Crazy Train, er, Bus

Today, like every day, the bus to campus was dangerously overcrowded. College students were crawling over one another to try and find a spot where they could hang on for dear life as the bus driver careened around the corners trying to get to school before one o'clock. I don't know why we can't use one of the larger, older buses, or maybe have the bus go to campus more than once every thirty minutes, but I guess that you get what you pay for. I was standing near the back of the bus, on a little elevated platform where the aisle narrows to accommodate more seats, and was holding on with both hands so that I wouldn't fall forward on to the poor girl in front of/ below me. Behind me, another poor little Chinese girl was trying desperately not to push me over the stairs and start some kind of horrible/hilarious human domino effect.
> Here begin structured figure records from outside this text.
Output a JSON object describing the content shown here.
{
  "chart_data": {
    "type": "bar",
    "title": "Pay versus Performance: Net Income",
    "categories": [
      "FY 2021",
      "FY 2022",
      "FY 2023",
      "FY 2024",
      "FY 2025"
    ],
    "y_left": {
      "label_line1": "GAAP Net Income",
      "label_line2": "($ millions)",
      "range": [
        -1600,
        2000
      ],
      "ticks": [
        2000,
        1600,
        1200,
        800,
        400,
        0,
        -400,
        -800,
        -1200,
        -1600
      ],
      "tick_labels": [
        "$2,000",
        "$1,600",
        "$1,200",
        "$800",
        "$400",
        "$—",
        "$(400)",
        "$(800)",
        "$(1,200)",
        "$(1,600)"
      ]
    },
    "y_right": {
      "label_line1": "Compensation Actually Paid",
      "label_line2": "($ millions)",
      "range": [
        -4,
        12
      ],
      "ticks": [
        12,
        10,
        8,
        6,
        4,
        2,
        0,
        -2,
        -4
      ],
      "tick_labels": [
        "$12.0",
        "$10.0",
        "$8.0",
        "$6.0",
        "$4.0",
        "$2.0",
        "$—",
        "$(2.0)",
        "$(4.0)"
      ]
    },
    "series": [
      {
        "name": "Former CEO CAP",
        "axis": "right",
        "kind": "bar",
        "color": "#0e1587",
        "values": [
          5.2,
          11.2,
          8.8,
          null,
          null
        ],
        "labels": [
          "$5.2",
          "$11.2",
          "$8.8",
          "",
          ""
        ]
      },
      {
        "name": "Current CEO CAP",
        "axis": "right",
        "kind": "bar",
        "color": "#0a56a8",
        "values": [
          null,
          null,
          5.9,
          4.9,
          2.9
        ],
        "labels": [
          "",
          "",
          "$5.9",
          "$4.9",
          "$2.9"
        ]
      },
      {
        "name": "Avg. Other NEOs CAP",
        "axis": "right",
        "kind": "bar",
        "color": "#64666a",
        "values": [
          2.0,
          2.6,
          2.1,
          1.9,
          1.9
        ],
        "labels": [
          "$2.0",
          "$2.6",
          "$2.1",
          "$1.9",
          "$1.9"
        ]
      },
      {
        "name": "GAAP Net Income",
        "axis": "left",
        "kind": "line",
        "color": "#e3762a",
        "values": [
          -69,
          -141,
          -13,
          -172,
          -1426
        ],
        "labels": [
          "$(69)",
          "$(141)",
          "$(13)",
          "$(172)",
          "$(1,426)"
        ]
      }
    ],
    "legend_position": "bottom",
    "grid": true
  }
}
Unfortunately, I was wearing my backpack, which was filled not only my laptop but also The Phenomenology of Spirit and Philosophical Investigations, and every time the bus swerved, my bag would shift and whack the girl right in the face.
To make matters even more awkward and uncomfortable, every thirty seconds or so, a distant, authoritative, automated voice would come over the PA and say, "Please remove your backpacks, in order to give other passengers on the bus more room." Over and over again, this calm, soothing man's voice was gently urging me to remove my bulky bag and leave the girl behind me alone. "Please remove your backpacks, in order to give other passengers on the bus more room." Whack. "Please remove your backpacks, in order to give other passengers on the bus more room." Smack. I could feel everyone else on the bus watching me, judging me with their Gazes of the Others. Why, oh why, was I insisting on tyrannizing this girl with my big, bulky, philosophy-filled backpack?
I was stuck between a rock and a hard place, or, more accurately, between an undergraduate and a small ledge. "Please remove your backpacks, in order to give other passengers on the bus more room." But if I removed my backpack, I would need to hold on to it, and then I would only have one hand to hold on to the pole! Didn't the man inside the PA box understand this? If I let go, the consequences would be dire - a giant, mixed-race, upper middle class dogpile, right in the middle of the bus. I could try to explain to the girl behind me this, that I was sorry, that I understood her predicament, but that I just didn't think that it was a good idea for me to remove my backpack at this time, and so on, and so on. But this would have entailed me turning around in a one hundred eighty degree manner, and the odds were that I would only succeed in bumping the Law School student on the other side of me.
So I did the only reasonable thing I could do - nothing. I gripped the bar tighter, and tried my darndest not to start a human domino effect, and if someone innocent has to suffer because of it, well, I guess that that's a sacrifice that we all must be willing to make. Or I could just start getting up earlier and taking the eight fifteen bus, which is like, a third as crowded.